I had a craving for some chicken teriyaki and was determined to figure out a way to make my own, with less sugar and salt than the pre-packaged ones at the store. I flipped over the label on mine to find 500mg of sodium, high fructose corn syrup and lots of preservatives I can’t pronounce. I’m all about a little indulgence every once in a while, but with my wedding coming up in less than a year (!@*&#%!!) I’ve really been trying to curb cravings! So many mini celebrations leading up to the wedding and I can’t help but admit, I want to make sure I look good for all of them. I’ve been trying to do more meal prep so I’m less likely to make poor impulsive decisions when I’m hungry (which I do far too often since I work through the dinner hours coaching gymnastics).
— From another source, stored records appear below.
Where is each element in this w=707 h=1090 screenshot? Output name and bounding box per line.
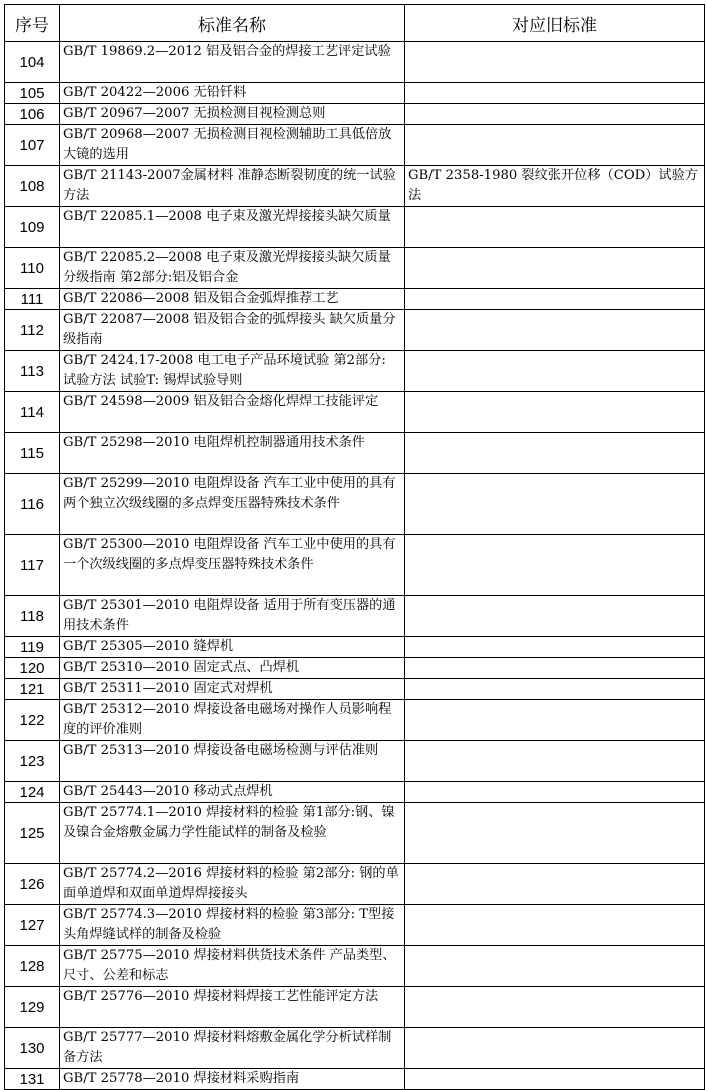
old-standard [405,637,705,658]
table-row [5,310,705,351]
row-index: 114 [5,392,60,433]
table-row [5,658,705,679]
old-standard [405,42,705,83]
row-index: 119 [5,637,60,658]
standard-name: GB/T 25313—2010 焊接设备电磁场检测与评估准则 [60,741,405,782]
row-index: 122 [5,700,60,741]
row-index: 113 [5,351,60,392]
old-standard [405,658,705,679]
table-row [5,700,705,741]
old-standard [405,803,705,864]
row-index: 125 [5,803,60,864]
row-index: 129 [5,987,60,1028]
old-standard [405,207,705,248]
row-index: 126 [5,864,60,905]
row-index: 106 [5,104,60,125]
table-row [5,905,705,946]
row-index: 121 [5,679,60,700]
table-row [5,474,705,535]
standard-name: GB/T 19869.2—2012 铝及铝合金的焊接工艺评定试验 [60,42,405,83]
old-standard [405,433,705,474]
header-standard-name: 标准名称 [60,5,405,42]
row-index: 120 [5,658,60,679]
table-row [5,125,705,166]
old-standard [405,596,705,637]
row-index: 131 [5,1069,60,1090]
row-index: 116 [5,474,60,535]
row-index: 110 [5,248,60,289]
row-index: 111 [5,289,60,310]
old-standard [405,946,705,987]
row-index: 127 [5,905,60,946]
old-standard [405,905,705,946]
old-standard [405,392,705,433]
row-index: 104 [5,42,60,83]
standard-name: GB/T 22085.2—2008 电子束及激光焊接接头缺欠质量 分级指南 第2部分:铝及铝合金 [60,248,405,289]
table-row [5,803,705,864]
standards-sheet [4,4,704,1090]
row-index: 124 [5,782,60,803]
old-standard [405,1028,705,1069]
table-row [5,782,705,803]
old-standard [405,248,705,289]
old-standard [405,987,705,1028]
old-standard: GB/T 2358-1980 裂纹张开位移（COD）试验方法 [405,166,705,207]
standard-name: GB/T 25774.1—2010 焊接材料的检验 第1部分:钢、镍及镍合金熔敷金属力学性能试样的制备及检验 [60,803,405,864]
header-old-standard: 对应旧标准 [405,5,705,42]
standard-name: GB/T 20968—2007 无损检测目视检测辅助工具低倍放大镜的选用 [60,125,405,166]
standard-name: GB/T 2424.17-2008 电工电子产品环境试验 第2部分: 试验方法 试验T: 锡焊试验导则 [60,351,405,392]
standard-name: GB/T 25301—2010 电阻焊设备 适用于所有变压器的通用技术条件 [60,596,405,637]
row-index: 107 [5,125,60,166]
row-index: 112 [5,310,60,351]
standard-name: GB/T 25777—2010 焊接材料熔敷金属化学分析试样制备方法 [60,1028,405,1069]
table-row [5,987,705,1028]
table-row [5,1028,705,1069]
table-row [5,535,705,596]
row-index: 108 [5,166,60,207]
row-index: 115 [5,433,60,474]
header-row [5,5,705,42]
table-row [5,289,705,310]
standard-name: GB/T 25298—2010 电阻焊机控制器通用技术条件 [60,433,405,474]
table-row [5,83,705,104]
old-standard [405,104,705,125]
table-row [5,864,705,905]
table-row [5,166,705,207]
old-standard [405,864,705,905]
standard-name: GB/T 24598—2009 铝及铝合金熔化焊焊工技能评定 [60,392,405,433]
standard-name: GB/T 22085.1—2008 电子束及激光焊接接头缺欠质量 [60,207,405,248]
standard-name: GB/T 25778—2010 焊接材料采购指南 [60,1069,405,1090]
header-index: 序号 [5,5,60,42]
standard-name: GB/T 20967—2007 无损检测目视检测总则 [60,104,405,125]
standard-name: GB/T 22086—2008 铝及铝合金弧焊推荐工艺 [60,289,405,310]
standard-name: GB/T 25299—2010 电阻焊设备 汽车工业中使用的具有两个独立次级线圈的多点焊变压器特殊技术条件 [60,474,405,535]
standard-name: GB/T 25310—2010 固定式点、凸焊机 [60,658,405,679]
standard-name: GB/T 21143-2007金属材料 准静态断裂韧度的统一试验方法 [60,166,405,207]
table-row [5,679,705,700]
table-row [5,248,705,289]
old-standard [405,125,705,166]
row-index: 109 [5,207,60,248]
standard-name: GB/T 25774.2—2016 焊接材料的检验 第2部分: 钢的单面单道焊和双面单道焊焊接接头 [60,864,405,905]
old-standard [405,782,705,803]
table-row [5,207,705,248]
row-index: 130 [5,1028,60,1069]
table-row [5,637,705,658]
old-standard [405,1069,705,1090]
table-row [5,596,705,637]
table-row [5,1069,705,1090]
table-row [5,433,705,474]
table-row [5,741,705,782]
old-standard [405,474,705,535]
table-body [5,42,705,1090]
standard-name: GB/T 25774.3—2010 焊接材料的检验 第3部分: T型接头角焊缝试样的制备及检验 [60,905,405,946]
old-standard [405,351,705,392]
standard-name: GB/T 22087—2008 铝及铝合金的弧焊接头 缺欠质量分级指南 [60,310,405,351]
old-standard [405,700,705,741]
old-standard [405,679,705,700]
standard-name: GB/T 25776—2010 焊接材料焊接工艺性能评定方法 [60,987,405,1028]
table-row [5,392,705,433]
standard-name: GB/T 25312—2010 焊接设备电磁场对操作人员影响程度的评价准则 [60,700,405,741]
standard-name: GB/T 25300—2010 电阻焊设备 汽车工业中使用的具有一个次级线圈的多点焊变压器特殊技术条件 [60,535,405,596]
table-row [5,104,705,125]
old-standard [405,741,705,782]
table-row [5,42,705,83]
old-standard [405,289,705,310]
standard-name: GB/T 25443—2010 移动式点焊机 [60,782,405,803]
table-row [5,946,705,987]
row-index: 117 [5,535,60,596]
old-standard [405,310,705,351]
row-index: 123 [5,741,60,782]
old-standard [405,83,705,104]
row-index: 128 [5,946,60,987]
row-index: 105 [5,83,60,104]
row-index: 118 [5,596,60,637]
old-standard [405,535,705,596]
standard-name: GB/T 20422—2006 无铅钎料 [60,83,405,104]
standard-name: GB/T 25775—2010 焊接材料供货技术条件 产品类型、尺寸、公差和标志 [60,946,405,987]
standards-table [4,4,705,1090]
standard-name: GB/T 25305—2010 缝焊机 [60,637,405,658]
table-row [5,351,705,392]
standard-name: GB/T 25311—2010 固定式对焊机 [60,679,405,700]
So here it is, a healthier version of teriyaki sauce you can make at home. The secret: Coconut Aminos. Coconut aminos are gluten free (soy sauce is not!), MSG free and has 73% less sodium than regular soy sauce. Even if you don’t like coconut, give this a try. It really tastes nothing like coconut. It is made from the sap of coconuts, not the white flakey meat that some people are averse to. Everyday grocery stores are starting to carry them. I found this at Giant for $5.99. I also see that Thrive market carry’s it for $4.99. This is a little splurge, but if you compare it to getting take out the cost is still less per serving.
There are also two other ingredients to promote gut health in this recipe – which I’m really excited about! Apple Cider Vinegar and Ginger. Both have probiotic and anti-inflammatory properties. So whip up a batch of this and keep it on hand for your next craving!
Homemade Teriyaki Sauce Recipe
Serving Size 2 tablespoons
Makes 8 ounces
½ Cup Coconut Aminos
3 Tbsp. Apple Cider Vinegar (with the mother)
3 Tablespoons Agave (can substitute with honey)
¼ Cup Water
1-2 tsp ginger minced
1 tsp. garlic minced
In a mixing bowl or blender, add coconut aminos, apple cider vinegar, agave, water and whisk or blend until mixed. Next add minced ginger, and minced garlic. You can add a little more or less of either depending on your taste buds. Mix well using a blender or whisk. I like to use my immersion blender to really break up the ginger and garlic, but a whisk will do the job too. Top over chicken and brown rice and a side of broccoli for a complete meal. I add ¼ cup of sauce and a little olive oil to the chicken and cook on in a fry pan until brown. This way the chicken absorbs the flavor and stays moist.